Acordei na manhã seguinte com uma baita dor de cabeça. Depois que Daniel dormiu, ainda fiquei muito tempo acordada, pensando. Porém, nem tudo o que pensei foi sobre os problemas pelos quais o meu amigo estava passando, mas muito sobre os meus também — o que, sinceramente, faz de mim a amiga mais egoísta do mundo, mas não pude simplesmente evitar. Quase não dormi, sem conseguir deixar de pensar nos meus queridos pais e na nova vida que eu tinha adentrado nas últimas semanas. Fora uma mudança bastante significativa para tão pouco tempo. 

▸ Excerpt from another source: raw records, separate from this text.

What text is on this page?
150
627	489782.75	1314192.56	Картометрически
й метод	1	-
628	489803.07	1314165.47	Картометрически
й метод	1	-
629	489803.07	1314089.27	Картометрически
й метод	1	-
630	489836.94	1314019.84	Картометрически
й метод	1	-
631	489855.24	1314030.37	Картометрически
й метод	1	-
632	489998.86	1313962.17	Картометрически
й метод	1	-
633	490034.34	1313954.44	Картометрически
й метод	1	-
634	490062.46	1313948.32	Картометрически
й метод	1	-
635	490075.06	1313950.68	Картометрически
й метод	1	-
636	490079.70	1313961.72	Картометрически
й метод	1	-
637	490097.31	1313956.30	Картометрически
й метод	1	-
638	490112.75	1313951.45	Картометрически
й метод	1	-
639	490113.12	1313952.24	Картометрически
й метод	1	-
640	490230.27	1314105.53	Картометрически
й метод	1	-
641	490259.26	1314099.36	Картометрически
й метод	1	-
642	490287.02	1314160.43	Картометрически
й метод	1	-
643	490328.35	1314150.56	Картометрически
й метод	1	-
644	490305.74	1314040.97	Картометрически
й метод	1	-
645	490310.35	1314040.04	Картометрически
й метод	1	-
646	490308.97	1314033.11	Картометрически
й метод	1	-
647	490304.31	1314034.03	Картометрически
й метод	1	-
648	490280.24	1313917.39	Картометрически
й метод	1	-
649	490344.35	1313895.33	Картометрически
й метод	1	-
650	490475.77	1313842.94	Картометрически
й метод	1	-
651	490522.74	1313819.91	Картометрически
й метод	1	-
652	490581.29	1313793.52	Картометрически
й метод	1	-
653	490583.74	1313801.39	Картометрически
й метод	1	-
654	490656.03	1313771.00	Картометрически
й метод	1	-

Apesar de ter pensamentos egoístas durante boa parte da noite, não deixei de pensar em como Daniel deveria estar se sentindo. Eu jamais poderia entender, mas eu podia aconselhá-lo. Quando, por fim, cheguei à conclusão de que a mulher e o bebê do parque eram os mesmos dos quais Dani falava, eu sabia que o melhor que ele poderia fazer seria conhecer o seu filho o mais rápido possível e tentar ter uma convivência pelo menos pacífica com a Flávia; até porque eles teriam que manter contato um com o outro pelo resto de suas vidas. E Bernardo, a criança mais adorável que eu já tinha visto, merecia um pai, assim como Daniel merecia o seu filho. 

Depois de pensar em todos os conselhos que daria ao meu amigo, levantei e fui ao banheiro. Tomei um banho rápido, vesti uma roupa qualquer e fui para a cozinha preparar alguma coisa para Daniel comer — porque eu mesma odiava tomar café da manhã. Preparei tapiocas para ele, pois era fácil e uma das comidas que ele mais gostava de comer. Passei manteiga e coloquei umas fatias de peito de peru no prato também. Fiz um café preto do jeito que ele gostava e fui levar ao meu quarto (no estado que ele deveria estar, merecia todos os mimos possíveis). 

Daniel estava sentado na cama quando entrei, olhando o seu celular. Ainda parecia um pouco abatido, mas a sua aparência já estava muito melhor.  

— Toc, toc — falei, da porta, segurando a bandeja com os alimentos na mão. 

— Bom dia, moranguinho — falou Dani para mim, com um quase-sorriso. 

— Bom dia, chatonildo — respondi, carinhosamente. — Preparei um café da manhã pra você. 

— Poxa, não precisava, Duda! Você sabe que eu não gosto de te dar trabalho — falou ele, mas parecia agradecido. 

— E você sabe que eu gosto de cuidar de você, então só fica quieto e aceita — falei, entrando no quarto. 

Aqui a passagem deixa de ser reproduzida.